Kenga

from Wikipedia, the free encyclopedia
Kenga

Spoken in

Chad (Prefecture: Guera )
speaker 40,000 (1997)
Linguistic
classification
Language codes
ISO 639 -1

-

ISO 639 -2

ssa

ISO 639-3

kyq

Kenga is one of the Sara Bagirmi languages, which are part of the Central Sudan branch of the Nilo-Saharan languages .

It is spoken by 40,000 people in 52 villages around Bitkine ( Guera region).

The Kenga is an SVO language . It has neither gender nor nominal classes . The verb system includes a dozen different tense and aspect forms.

Phonology

The kenga consonant system looks like this:

labial Alveolar Palatal Velar
Plosives unvoiced p t c k
voiced b d j G
Nasals m n ɲ ŋ
Implosive ɓ ɗ
Fricatives unvoiced s
voiced z
Liquid l / r
Half vowels w y

It should be noted that the voiced alveolar fricative / z / in general and the palatal nasal / ⁠ ɲ ⁠ / are very rare on the letters.

The kenga has three tones (high, medium and low), they distinguish between words and different verb forms, e.g.

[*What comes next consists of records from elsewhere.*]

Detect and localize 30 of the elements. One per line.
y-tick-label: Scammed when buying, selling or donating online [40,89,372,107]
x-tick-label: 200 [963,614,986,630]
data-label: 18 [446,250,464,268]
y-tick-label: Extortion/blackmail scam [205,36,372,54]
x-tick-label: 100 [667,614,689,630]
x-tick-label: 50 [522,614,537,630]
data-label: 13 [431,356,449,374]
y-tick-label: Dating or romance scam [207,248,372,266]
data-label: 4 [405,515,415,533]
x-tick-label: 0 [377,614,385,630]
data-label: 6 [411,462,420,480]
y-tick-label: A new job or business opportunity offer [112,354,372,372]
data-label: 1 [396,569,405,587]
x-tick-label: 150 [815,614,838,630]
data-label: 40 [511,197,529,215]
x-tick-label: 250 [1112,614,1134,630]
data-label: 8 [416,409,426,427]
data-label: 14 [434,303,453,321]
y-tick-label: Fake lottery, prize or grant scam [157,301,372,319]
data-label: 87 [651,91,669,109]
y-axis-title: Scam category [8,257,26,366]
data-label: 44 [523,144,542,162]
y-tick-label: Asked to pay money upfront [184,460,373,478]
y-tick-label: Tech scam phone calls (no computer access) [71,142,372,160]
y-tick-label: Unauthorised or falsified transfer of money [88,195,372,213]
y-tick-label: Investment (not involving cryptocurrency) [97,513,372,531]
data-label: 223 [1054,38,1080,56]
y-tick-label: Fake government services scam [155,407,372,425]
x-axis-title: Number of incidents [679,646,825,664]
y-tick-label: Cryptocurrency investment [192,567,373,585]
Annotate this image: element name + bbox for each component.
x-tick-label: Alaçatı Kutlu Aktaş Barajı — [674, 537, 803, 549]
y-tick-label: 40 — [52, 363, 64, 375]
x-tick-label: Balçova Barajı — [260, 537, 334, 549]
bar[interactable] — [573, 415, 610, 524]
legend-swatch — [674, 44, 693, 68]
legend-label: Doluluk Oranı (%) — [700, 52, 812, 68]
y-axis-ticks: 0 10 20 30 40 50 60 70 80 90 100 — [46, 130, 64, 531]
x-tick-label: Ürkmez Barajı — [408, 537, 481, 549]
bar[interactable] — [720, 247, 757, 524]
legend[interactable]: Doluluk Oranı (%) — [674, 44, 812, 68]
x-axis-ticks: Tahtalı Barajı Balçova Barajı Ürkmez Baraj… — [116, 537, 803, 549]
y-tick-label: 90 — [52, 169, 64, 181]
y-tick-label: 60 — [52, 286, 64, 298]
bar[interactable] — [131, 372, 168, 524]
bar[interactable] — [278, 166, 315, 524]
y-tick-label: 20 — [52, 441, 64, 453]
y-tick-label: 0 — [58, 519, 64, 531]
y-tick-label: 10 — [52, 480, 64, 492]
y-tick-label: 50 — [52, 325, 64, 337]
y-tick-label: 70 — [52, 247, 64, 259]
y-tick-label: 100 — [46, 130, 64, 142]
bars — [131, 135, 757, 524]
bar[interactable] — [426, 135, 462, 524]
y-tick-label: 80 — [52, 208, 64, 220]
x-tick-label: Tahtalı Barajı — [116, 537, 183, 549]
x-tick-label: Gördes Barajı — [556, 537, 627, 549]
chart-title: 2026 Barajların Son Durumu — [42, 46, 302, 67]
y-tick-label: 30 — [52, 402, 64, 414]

B. áásà HT “you quit” vs. ààsā TM "he ends".

grammar

The Kenga has the following verb forms - in the scheme PN means a prefix that indicates person and number :

Neutral PN-V m- ɔ y ɔ I hide
Perfect PN-V-ga m- ɔ y-ga i hid
preterite PN-Vo m- ɔ y-o I hide
past continuous PN-Vo-ga m- ɔ y-o-ga I was hiding
Progressive PN-V kV m- ɔ y k- ɔ y ɔ I'm hiding
Future tense PN-kV mk- ɔ y ɔ i will hide
imperative V ɔ y ɔ hide!

Person and number are indicated with prefixes and suffixes and partly by sound; the table shows the conjugation of the simple form (neutral):

1sg m- m-áásā I finish
2sg H- áásā you finish
3sg T- ààsā he finishes
1pl j- j-áásā We end
2pl H- -ki áás-ki you ended
3pl T- ààsā they finish

swell

  • Gordon, Raymond G., Jr. (ed.) 2005. Ethnologue: Languages ​​of the World, Fifteenth edition . Dallas, Tex .: SIL International. Online version: http://www.ethnologue.com/ .
  • Palayer, Pierre et al. 2004. Dictionary kenga (Tchad) . Paris: SELAF.
  • Vandame, Charles. 1968. Grammaire kenga . Lyon: Afrique et Langage (Études linguistiques 2).